Investigating HLA antibody levels in patients with B cell-depleting cancer immunotherapies as a way to find new treatment strategies to improve organ transplantation outcomes is certainly some out of the box thinking. Because of this orthogonal approach, Hill noted that this was “certainly the most unique project I’ve gotten to work on.” Ultimately this work highlights the possibility of how using targeted depletion of specific cell types may increase outcomes for solid organ transplantation. This work also suggests that these types of therapies could potentially be used for treatment of auto-immune disease. Hill stated that this research demonstrates “the power of where we’re going with precision medicine,” as these antibody-based therapeutic strategies “can be leveraged to tackle a whole host of illnesses outside of cancer.” Moving forward, Hill is asking “how can we leverage these therapies to think more broadly?” To understand how these therapies alter antibody levels more generally, Hill is collaborating with researchers at UCSF and Stanford to use “high throughput tests that allow us to look at a wide range of auto-antibodies.”

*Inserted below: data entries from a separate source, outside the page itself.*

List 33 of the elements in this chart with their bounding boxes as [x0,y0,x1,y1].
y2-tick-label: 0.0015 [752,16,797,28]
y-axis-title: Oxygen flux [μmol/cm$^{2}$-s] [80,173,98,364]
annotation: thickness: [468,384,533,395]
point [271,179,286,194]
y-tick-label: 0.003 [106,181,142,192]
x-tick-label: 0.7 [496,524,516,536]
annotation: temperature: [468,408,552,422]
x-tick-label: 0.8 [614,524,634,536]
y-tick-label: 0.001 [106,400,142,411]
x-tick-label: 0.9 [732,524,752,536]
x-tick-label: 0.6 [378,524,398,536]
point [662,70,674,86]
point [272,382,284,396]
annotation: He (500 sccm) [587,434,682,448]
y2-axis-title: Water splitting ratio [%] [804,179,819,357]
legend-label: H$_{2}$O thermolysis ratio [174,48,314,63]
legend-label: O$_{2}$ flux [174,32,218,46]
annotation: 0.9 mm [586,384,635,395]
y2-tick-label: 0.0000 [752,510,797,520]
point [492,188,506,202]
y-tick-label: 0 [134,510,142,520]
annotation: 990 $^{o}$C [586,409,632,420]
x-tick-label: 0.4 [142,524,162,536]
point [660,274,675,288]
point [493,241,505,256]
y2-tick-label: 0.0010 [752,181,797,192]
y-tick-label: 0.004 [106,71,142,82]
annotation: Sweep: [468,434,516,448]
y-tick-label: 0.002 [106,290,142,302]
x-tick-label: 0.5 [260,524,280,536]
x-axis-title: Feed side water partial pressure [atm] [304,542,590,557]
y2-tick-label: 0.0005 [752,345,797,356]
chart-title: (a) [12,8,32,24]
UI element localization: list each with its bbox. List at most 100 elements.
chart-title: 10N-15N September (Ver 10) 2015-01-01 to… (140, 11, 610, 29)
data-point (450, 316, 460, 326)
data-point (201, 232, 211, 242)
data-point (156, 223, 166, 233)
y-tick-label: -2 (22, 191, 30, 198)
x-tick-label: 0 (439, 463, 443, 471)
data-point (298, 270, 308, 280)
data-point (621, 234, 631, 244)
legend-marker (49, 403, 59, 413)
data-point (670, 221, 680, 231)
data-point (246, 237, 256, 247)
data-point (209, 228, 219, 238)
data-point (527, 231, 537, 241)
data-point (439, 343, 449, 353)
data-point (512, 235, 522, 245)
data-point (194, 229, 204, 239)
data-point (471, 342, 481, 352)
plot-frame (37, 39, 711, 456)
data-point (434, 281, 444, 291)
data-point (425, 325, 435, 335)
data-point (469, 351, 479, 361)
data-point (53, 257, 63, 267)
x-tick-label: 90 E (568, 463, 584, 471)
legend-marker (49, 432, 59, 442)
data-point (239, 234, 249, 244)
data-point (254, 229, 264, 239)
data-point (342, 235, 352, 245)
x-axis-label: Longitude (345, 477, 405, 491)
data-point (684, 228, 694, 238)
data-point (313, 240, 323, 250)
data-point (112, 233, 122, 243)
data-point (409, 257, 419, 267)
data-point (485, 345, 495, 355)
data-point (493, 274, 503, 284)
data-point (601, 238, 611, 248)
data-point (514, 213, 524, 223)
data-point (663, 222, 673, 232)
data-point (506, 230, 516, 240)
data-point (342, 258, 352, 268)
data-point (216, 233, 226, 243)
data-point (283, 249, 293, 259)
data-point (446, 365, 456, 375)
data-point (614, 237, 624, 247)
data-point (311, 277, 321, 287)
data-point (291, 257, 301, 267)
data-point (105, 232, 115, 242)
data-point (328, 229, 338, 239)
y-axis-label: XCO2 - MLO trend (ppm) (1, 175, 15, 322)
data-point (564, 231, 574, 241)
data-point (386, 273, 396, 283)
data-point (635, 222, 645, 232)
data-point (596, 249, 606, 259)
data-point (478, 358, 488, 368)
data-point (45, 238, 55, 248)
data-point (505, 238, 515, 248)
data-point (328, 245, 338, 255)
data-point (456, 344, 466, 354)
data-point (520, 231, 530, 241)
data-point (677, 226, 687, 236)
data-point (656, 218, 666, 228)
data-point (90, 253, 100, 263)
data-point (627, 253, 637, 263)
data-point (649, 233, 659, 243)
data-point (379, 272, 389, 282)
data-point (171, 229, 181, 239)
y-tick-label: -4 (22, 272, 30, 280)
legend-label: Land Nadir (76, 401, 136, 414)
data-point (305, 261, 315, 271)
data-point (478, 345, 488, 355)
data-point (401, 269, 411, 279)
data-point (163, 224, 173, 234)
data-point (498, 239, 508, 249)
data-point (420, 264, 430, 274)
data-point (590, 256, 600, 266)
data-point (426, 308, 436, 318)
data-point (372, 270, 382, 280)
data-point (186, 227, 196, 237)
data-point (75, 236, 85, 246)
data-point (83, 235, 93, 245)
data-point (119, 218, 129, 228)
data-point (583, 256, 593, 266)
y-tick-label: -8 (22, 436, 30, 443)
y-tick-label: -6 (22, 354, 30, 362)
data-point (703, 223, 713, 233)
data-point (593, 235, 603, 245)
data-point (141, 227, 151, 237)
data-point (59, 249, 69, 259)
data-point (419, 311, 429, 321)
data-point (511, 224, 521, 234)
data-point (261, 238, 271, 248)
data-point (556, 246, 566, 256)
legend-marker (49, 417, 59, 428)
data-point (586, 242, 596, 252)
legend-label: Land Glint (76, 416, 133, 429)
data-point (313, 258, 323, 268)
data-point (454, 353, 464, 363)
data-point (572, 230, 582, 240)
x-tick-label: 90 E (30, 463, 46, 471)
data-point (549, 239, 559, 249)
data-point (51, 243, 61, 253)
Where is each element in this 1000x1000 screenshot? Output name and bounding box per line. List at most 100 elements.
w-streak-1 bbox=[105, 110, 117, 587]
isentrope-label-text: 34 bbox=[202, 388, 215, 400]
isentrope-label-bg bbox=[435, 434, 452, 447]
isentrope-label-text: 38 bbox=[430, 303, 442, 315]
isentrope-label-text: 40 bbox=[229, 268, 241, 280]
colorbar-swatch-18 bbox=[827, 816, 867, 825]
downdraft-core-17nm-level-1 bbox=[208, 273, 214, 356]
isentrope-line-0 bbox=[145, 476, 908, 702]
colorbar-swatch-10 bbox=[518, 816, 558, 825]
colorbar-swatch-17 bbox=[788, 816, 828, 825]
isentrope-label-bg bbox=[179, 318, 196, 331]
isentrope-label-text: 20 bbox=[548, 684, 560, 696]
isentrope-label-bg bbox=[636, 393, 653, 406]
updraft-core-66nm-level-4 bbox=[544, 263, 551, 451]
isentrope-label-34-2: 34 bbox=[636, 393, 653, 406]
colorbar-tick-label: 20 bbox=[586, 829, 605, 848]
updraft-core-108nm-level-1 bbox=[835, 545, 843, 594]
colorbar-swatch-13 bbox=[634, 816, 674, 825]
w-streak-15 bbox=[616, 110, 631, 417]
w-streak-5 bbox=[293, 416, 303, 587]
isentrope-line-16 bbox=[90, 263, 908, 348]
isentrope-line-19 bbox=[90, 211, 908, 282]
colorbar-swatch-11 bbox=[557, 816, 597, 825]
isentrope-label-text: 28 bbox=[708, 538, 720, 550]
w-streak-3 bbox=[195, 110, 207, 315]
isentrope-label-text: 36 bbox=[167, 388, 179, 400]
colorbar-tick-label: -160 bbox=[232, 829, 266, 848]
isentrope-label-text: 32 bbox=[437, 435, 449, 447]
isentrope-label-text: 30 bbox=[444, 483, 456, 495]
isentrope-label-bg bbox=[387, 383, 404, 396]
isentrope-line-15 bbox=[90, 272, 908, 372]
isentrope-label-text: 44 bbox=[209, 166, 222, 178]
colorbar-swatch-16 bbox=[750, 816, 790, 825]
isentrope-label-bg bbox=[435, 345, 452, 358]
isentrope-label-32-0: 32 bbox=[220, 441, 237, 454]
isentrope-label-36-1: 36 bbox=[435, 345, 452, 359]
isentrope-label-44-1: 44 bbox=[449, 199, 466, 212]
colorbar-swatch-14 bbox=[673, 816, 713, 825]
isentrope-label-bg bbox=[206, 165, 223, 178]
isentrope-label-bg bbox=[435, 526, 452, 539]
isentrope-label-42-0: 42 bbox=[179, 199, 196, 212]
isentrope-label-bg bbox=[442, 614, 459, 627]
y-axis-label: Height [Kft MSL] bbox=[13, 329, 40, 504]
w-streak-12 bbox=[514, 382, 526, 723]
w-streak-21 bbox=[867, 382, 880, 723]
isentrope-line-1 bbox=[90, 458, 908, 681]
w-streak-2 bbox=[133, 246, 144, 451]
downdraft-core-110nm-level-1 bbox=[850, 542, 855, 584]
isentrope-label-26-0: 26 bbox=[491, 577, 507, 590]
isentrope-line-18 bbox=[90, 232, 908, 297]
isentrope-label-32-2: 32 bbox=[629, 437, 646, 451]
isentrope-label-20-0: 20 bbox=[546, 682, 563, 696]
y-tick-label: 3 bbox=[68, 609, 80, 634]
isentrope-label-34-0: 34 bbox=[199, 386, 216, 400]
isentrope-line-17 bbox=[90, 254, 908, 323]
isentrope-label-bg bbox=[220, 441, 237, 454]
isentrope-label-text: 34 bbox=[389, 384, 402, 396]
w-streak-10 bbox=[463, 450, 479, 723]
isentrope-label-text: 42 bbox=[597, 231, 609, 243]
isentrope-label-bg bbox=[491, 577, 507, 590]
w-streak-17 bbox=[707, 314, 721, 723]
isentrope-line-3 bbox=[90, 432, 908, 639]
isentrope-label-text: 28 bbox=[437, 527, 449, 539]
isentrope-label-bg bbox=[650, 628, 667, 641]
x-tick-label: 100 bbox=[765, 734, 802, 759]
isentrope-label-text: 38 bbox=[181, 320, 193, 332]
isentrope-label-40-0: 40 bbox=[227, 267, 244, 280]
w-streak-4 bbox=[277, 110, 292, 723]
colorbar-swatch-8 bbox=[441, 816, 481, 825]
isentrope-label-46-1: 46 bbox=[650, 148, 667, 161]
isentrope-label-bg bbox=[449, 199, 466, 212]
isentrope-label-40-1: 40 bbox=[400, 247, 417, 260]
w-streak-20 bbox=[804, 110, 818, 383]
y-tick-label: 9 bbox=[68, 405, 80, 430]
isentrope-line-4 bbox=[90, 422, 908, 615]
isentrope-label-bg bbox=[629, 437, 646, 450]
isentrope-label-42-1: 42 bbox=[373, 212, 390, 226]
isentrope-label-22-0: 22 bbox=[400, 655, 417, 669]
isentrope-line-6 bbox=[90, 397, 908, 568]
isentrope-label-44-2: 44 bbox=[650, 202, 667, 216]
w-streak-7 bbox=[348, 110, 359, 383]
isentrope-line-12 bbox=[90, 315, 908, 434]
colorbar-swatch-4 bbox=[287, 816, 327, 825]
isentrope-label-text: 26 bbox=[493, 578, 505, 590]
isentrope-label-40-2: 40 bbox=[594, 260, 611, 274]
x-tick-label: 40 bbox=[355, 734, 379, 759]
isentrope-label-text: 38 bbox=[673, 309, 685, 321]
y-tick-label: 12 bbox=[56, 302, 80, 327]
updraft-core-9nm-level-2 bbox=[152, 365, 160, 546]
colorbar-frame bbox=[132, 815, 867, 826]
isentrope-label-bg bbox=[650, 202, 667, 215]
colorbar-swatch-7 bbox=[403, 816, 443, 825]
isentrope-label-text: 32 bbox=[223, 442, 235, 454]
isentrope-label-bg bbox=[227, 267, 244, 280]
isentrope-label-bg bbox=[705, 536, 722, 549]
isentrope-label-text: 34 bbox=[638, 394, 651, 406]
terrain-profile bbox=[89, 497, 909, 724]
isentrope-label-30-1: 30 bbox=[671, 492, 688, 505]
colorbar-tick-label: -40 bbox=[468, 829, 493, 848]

This work was supported by the National Institutes of Health and the National Cancer Institute.

UW/Fred Hutch/ Seattle Children’s Cancer Consortium Joshua Hill, Damian Green, David Maloney, Rebecca Gardner and Christopher Blosser members contributed to this work.

Hill JA, Kiem ES, Bhatti A, Liu W, Keane-Candib J, Fitzpatrick KS, Boonyaratanakornkit J, Gardner RA, Green DJ, Maloney DG, Turtle CJ, Smith JM, Gimferrer I, Blosser CD, Jackson SW. Anti-HLA antibodies in recipients of CD19 versus BCMA-targeted CAR T-cell therapy. Am J Transplant. 2023 Mar;23(3):416-422. doi: 10.1016/j.ajt.2022.11.001. Epub 2023 Jan 12. PMID: 36748802.